QUICK START EXAMPLES
Using the new format is quite easy – simply use "imagehtmlshow" as your output format instead of "imagehtml"!
- Showcase Map of flooding, rubble and earthquake tagged images. Shows up to 100 images determined by Google's Cloud Vision API to depict flooding, rubble or earthquake damage. Each image is shown via a popup from the country whose press that image appeared in. Images appearing in a given country's news media could depict events in that country or events from other countries being covered in that country's press.
- Imagery From Donald Trump Articles. Shows up to 100 images from articles whose text contained the phrase "Donald Trump". Note that typically about half of these images will depict Donald Trump himself, while the other half will show either individuals close to him or others in the news in contexts relating to the US presidency.

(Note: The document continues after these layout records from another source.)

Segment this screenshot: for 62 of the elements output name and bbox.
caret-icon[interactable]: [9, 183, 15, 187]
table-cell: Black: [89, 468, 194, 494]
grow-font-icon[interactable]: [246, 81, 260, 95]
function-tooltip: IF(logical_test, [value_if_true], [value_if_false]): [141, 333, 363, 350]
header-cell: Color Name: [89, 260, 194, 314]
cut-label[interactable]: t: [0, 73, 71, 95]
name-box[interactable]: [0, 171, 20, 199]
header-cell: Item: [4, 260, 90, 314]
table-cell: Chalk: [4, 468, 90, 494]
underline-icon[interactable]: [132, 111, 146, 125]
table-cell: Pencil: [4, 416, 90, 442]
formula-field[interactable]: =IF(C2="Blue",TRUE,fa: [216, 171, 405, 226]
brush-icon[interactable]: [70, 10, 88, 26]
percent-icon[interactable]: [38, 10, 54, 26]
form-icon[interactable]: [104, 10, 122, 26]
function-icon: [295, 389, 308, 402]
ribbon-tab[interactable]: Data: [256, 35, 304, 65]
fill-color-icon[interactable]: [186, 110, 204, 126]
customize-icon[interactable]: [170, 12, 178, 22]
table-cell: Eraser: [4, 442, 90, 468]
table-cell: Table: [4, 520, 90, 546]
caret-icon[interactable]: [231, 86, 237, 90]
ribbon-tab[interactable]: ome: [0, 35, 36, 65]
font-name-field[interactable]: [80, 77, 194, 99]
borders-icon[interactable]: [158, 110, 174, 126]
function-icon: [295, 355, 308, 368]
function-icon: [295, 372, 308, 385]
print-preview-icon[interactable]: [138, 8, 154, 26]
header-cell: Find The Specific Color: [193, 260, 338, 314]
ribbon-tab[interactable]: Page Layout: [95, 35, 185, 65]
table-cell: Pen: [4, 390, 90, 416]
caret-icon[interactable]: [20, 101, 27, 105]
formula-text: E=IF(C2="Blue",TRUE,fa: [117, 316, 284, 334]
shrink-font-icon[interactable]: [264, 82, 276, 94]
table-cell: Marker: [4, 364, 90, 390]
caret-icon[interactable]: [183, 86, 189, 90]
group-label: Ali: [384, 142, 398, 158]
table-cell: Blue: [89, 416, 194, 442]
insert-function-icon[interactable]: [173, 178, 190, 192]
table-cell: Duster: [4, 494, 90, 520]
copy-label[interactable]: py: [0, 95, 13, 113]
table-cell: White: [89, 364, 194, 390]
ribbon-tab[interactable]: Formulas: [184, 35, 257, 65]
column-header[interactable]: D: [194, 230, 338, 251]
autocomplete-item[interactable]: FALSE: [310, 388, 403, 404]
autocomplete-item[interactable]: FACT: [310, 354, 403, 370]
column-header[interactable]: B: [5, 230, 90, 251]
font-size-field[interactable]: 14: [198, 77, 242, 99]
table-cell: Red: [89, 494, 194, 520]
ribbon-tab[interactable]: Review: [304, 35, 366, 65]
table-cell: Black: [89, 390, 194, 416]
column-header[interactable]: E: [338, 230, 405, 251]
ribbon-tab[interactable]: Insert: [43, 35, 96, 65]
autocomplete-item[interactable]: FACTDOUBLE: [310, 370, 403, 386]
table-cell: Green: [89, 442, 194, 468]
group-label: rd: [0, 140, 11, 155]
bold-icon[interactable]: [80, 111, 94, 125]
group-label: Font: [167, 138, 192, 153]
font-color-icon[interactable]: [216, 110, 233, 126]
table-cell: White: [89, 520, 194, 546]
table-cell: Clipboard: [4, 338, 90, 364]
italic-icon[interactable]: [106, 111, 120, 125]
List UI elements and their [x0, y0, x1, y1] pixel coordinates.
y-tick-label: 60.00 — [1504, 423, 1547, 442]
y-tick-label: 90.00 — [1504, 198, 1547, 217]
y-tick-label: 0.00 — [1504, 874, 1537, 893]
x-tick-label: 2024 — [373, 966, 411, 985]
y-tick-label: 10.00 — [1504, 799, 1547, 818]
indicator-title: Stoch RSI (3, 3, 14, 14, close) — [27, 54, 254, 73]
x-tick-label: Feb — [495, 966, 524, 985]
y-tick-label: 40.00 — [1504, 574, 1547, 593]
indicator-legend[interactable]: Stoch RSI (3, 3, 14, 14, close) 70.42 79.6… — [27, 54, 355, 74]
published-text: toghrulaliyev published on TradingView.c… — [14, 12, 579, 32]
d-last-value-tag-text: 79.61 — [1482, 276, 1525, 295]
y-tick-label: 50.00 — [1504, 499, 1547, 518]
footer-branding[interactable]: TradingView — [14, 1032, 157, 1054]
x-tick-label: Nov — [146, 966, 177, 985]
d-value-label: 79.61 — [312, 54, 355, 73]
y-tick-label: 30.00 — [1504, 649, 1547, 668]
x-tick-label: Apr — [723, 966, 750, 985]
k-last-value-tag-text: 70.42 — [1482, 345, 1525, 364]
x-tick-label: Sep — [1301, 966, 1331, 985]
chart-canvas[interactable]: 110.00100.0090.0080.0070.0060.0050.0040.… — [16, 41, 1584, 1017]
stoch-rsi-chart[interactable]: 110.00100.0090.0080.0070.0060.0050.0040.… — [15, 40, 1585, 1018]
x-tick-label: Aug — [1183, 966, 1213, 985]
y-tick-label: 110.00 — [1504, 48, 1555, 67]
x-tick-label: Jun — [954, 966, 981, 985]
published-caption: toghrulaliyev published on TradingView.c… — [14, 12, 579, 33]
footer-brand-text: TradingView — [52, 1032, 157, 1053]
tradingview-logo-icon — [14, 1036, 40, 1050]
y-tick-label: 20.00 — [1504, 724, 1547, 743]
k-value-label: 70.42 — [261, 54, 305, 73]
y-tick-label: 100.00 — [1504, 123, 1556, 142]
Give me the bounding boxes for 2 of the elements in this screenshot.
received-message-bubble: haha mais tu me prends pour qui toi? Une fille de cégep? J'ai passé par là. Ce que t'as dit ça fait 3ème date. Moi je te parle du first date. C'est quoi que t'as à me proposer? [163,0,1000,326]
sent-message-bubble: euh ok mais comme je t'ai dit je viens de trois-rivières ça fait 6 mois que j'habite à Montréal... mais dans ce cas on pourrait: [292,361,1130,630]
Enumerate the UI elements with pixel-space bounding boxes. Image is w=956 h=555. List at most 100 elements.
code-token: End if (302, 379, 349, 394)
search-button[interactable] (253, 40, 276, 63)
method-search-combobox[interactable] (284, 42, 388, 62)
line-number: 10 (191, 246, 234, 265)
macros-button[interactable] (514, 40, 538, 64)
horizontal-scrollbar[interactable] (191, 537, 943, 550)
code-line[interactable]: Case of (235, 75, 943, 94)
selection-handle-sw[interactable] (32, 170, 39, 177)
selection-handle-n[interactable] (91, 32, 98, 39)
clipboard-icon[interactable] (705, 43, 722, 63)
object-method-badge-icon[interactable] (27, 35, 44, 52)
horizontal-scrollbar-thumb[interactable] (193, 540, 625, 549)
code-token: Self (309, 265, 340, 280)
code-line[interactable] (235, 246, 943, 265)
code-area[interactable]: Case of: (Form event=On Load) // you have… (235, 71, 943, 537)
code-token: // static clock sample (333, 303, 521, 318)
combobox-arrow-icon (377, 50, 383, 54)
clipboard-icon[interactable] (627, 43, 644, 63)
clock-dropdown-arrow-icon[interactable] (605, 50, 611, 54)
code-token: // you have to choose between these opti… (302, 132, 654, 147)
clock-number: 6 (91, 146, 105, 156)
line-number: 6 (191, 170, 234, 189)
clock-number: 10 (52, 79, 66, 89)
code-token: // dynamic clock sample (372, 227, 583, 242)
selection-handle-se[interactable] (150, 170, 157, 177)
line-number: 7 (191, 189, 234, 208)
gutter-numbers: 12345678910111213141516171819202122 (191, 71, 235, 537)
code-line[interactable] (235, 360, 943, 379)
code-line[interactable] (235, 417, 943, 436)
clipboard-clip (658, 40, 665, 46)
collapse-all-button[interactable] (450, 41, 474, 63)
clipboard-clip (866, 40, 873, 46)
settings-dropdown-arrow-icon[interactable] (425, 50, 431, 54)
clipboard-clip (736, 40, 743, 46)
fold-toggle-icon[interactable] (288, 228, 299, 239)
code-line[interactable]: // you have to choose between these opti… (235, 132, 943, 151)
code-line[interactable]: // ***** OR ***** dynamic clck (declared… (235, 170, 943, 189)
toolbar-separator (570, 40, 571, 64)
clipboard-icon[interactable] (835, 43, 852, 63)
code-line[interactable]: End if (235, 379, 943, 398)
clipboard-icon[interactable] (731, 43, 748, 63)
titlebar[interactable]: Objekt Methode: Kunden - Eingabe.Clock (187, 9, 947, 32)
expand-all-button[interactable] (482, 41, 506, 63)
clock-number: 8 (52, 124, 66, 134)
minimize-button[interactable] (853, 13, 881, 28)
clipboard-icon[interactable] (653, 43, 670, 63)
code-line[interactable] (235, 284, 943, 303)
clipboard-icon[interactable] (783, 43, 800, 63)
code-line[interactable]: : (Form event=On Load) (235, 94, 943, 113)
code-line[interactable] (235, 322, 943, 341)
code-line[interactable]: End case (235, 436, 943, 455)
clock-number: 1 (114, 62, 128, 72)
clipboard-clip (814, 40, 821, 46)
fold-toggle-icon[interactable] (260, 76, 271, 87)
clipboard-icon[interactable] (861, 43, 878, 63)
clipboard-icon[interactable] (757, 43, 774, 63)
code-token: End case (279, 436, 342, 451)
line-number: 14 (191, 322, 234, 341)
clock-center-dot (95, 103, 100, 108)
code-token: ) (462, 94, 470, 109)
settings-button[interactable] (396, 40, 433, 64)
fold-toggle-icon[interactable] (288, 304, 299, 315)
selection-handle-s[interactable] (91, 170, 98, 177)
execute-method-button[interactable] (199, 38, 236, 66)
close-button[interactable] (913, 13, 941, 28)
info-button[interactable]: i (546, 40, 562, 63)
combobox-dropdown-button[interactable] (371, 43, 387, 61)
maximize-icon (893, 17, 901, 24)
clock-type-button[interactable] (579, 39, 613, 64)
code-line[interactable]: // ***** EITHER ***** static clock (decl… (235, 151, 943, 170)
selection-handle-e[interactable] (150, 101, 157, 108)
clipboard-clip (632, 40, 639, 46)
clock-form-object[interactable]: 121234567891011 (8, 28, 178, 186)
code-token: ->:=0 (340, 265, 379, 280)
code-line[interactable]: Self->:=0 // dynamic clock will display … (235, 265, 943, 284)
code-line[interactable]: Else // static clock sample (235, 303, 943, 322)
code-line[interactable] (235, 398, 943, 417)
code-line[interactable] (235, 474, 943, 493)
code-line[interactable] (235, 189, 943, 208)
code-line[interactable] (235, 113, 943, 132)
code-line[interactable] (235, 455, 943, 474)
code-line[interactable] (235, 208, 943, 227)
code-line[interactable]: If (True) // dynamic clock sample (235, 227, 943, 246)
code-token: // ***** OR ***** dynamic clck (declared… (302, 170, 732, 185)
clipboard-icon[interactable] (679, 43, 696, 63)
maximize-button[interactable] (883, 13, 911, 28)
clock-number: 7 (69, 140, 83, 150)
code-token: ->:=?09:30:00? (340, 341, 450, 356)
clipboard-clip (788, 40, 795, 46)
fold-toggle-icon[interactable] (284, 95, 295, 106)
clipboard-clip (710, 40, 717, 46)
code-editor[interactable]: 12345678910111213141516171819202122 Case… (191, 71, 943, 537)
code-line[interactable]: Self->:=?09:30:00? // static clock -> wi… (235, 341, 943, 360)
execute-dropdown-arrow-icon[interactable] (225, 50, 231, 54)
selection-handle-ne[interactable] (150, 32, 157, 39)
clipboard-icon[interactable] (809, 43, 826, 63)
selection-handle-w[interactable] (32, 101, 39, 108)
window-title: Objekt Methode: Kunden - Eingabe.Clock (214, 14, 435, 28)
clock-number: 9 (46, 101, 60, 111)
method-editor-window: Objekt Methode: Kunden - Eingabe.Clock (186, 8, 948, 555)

- Imagery Captioned As Donald Trump. Shows up to 100 images whose captions contained the phrase "Donald Trump", appeared elsewhere on the web captioned as "Donald Trump", contained the OCR'd phrase "Donald Trump" or contained EXIF or other embedded metadata with the phrase "Donald Trump." Note that many of these images depict events or people relating to current events of the US president such as an image of a foreign leader or event that is captioned with Donald Trump's remarks or actions relating to that leader or event. Offers a powerful look at how the world's media are contextualizing a given phrase.
- Imagery From Happy Articles. Shows up to 100 images from articles whose text was scored as being very positive by using the "tone>10" query operator. Note that the resulting images are those that appeared in articles with positive textual contents, but no assessment is made of the image contents itself. Given global media norms, most of the images that appear here are positive or uplifting.
- Imagery From Negative Articles. Similar to the "Happy Articles" example above, but uses "tone<-10" to display up to 100 images from articles whose text was scored as very negative.